Terra Nova's UK subsidiary starts refinancing plan
The wholly owned UK subsidiary of Terra Nova (Bermuda) Holdings Ltd. has embarked on a refinancing plan, part of which is designed to take advantage of current low interest rates to reduce its interest expense.
Terra Nova Insurance (UK) Holdings plc has initiated a cash tender offer to purchase $95.5 million worth of its 10.75% Senior Notes due 2005.
At the same time, the UK subsidiary is soliciting consents to eliminate substantially all restrictive covenants and certain related provisions in the indenture pursuant to which the notes were issued.
The tender offer is pre-conditioned on, among other things, the receipt of consents to proposed amendments from the holders of at least a majority in the principal amount of the notes, and the receipt of funds by the company, sufficient to pay the total consideration and expenses associated with the tender offer and consent solicitation.
And holders who tender their notes will be required to consent to the proposed amendments.

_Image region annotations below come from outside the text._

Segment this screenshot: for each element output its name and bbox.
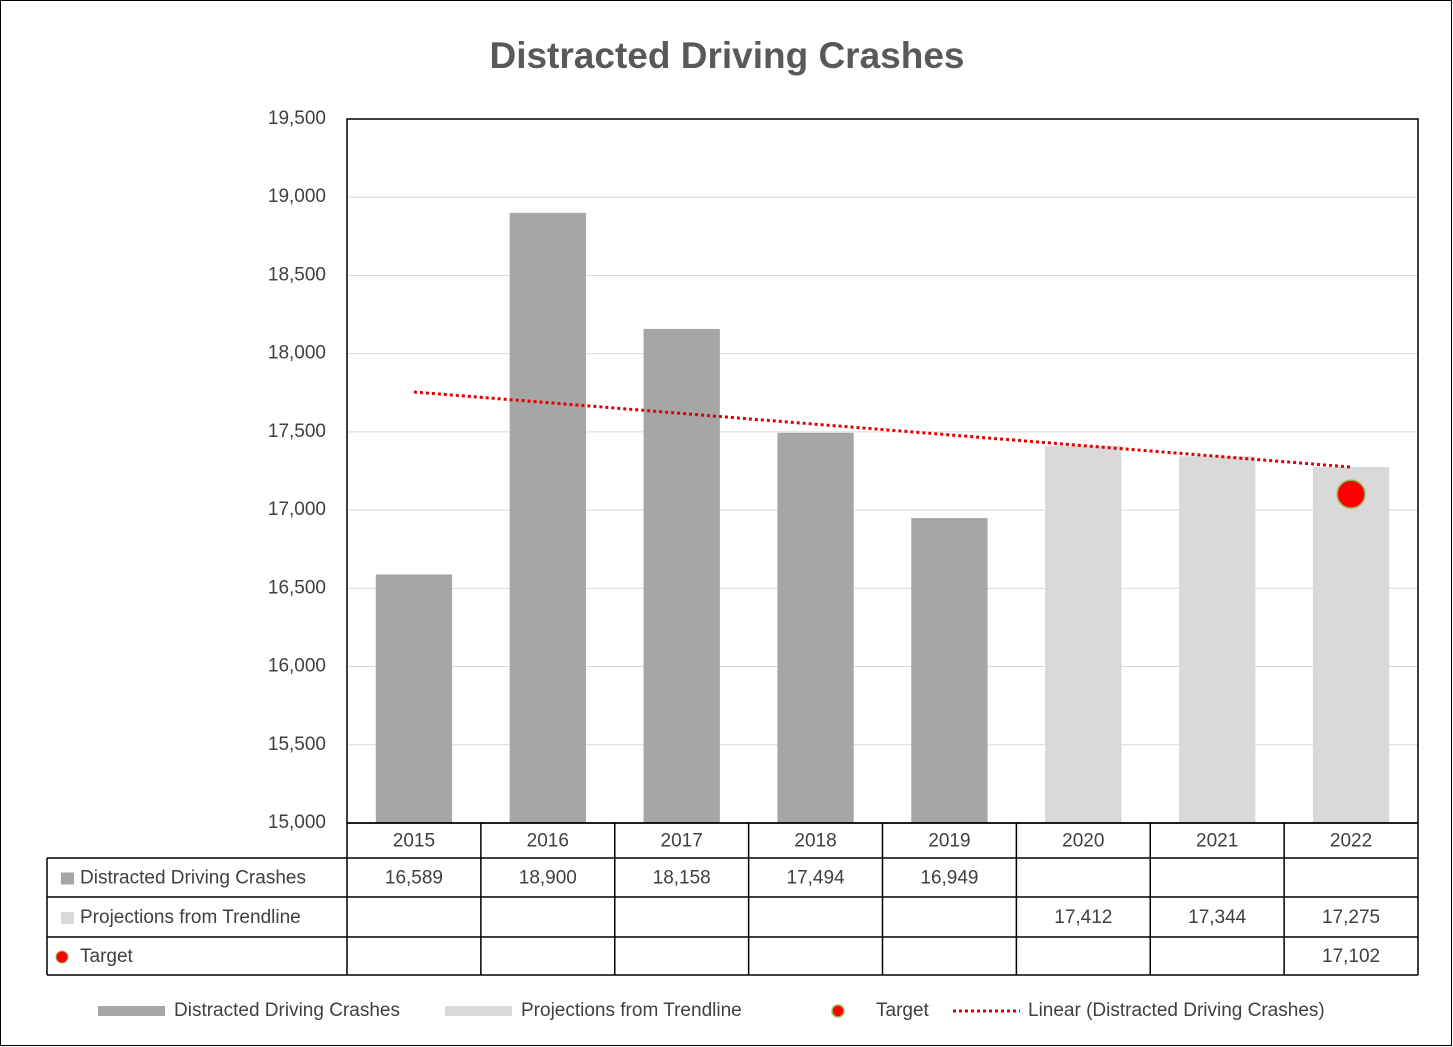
table-value: 16,589: [385, 868, 443, 889]
bar: [509, 212, 586, 823]
y-tick-label: 16,000: [268, 656, 326, 677]
bar: [1045, 445, 1122, 823]
trendline: [413, 390, 1352, 469]
table-row-label: Projections from Trendline: [80, 907, 301, 928]
y-tick-label: 18,000: [268, 343, 326, 364]
legend-key: [55, 950, 69, 964]
x-tick-label: 2018: [794, 831, 836, 852]
y-tick-label: 17,000: [268, 499, 326, 520]
legend-key: [445, 1006, 512, 1016]
bar: [375, 574, 453, 823]
x-tick-label: 2022: [1330, 831, 1372, 852]
legend-key: [831, 1004, 845, 1018]
x-tick-label: 2021: [1196, 831, 1238, 852]
bar: [643, 328, 720, 823]
y-tick-label: 15,000: [268, 812, 326, 833]
table-value: 18,158: [653, 868, 711, 889]
table-row-label: Target: [80, 946, 134, 967]
bar: [911, 518, 988, 823]
y-tick-label: 17,500: [268, 421, 326, 442]
target-marker: [1336, 479, 1366, 509]
table-value: 17,494: [787, 868, 846, 889]
legend-key: [61, 872, 74, 885]
x-tick-label: 2020: [1062, 831, 1104, 852]
bar: [1179, 456, 1256, 823]
legend-label: Target: [876, 1000, 930, 1021]
y-tick-label: 16,500: [268, 577, 326, 598]
table-value: 17,275: [1322, 907, 1380, 928]
legend-label: Distracted Driving Crashes: [174, 1000, 400, 1021]
table-value: 17,102: [1322, 946, 1380, 967]
y-tick-label: 15,500: [268, 734, 326, 755]
table-value: 16,949: [920, 868, 978, 889]
x-tick-label: 2019: [928, 831, 970, 852]
legend-key: [61, 912, 74, 924]
table-value: 17,344: [1188, 907, 1247, 928]
chart-title: Distracted Driving Crashes: [489, 35, 964, 76]
table-value: 17,412: [1054, 907, 1112, 928]
y-tick-label: 19,500: [268, 108, 326, 129]
x-tick-label: 2015: [393, 831, 435, 852]
table-value: 18,900: [519, 868, 577, 889]
x-tick-label: 2017: [661, 831, 703, 852]
y-tick-label: 18,500: [268, 264, 326, 285]
legend-label: Projections from Trendline: [521, 1000, 742, 1021]
table-row-label: Distracted Driving Crashes: [80, 868, 306, 889]
bar: [1312, 467, 1390, 823]
y-tick-label: 19,000: [268, 186, 326, 207]
x-tick-label: 2016: [527, 831, 569, 852]
legend-key: [98, 1006, 165, 1016]
bar: [777, 432, 854, 823]
legend-label: Linear (Distracted Driving Crashes): [1028, 1000, 1325, 1021]
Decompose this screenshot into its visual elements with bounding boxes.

Deputy chairman of the parent company, John Dwyer, stated: "The decision to undertake this restructuring to lock in lower interest costs complements our long term focus on profitability and prudent capital management.'' The transaction is expected to remain open until midnight New York time on May 15, unless extended. The consent solicitation will remain open until May 1 or the date on which the company receives the required consents to the proposed amendments, which ever is later.
The purchase price to be paid for each $1,000-principal amount of Notes tendered will be based on a fixed spread of 25 basis points over the yield of the 5.875 percent US Treasury Note due June 30, 2000, as calculated May 12, 1998, or if the offer is extended, the third business day prior to the expiration date, less five dollars.
The company will pay a consent payment of five dollars per $1,000-principal amount to holders who tender their Notes and give their consent at, or prior to midnight New York time on the consent date.
The consent date is the later of May 1, 1998 or the consent achievement date.
The consent achievement date is the date on which the company receives consents from holders representing a majority of the Notes to modify the indenture pursuant to which the notes were issued.
Tendered notes may be withdrawn and related consents may be revoked at any time on, or prior to, the consent achievement date, but not thereafter. The terms of the offer are more fully described in the Offer to Purchase and Consent Solicitation Statement, dated April 20.
The information agent for the offer and the solicitation is New York-based MacKenzie Partners, Inc. The dealer manager is Donaldson, Lufkin & Jenrette Securities Corp.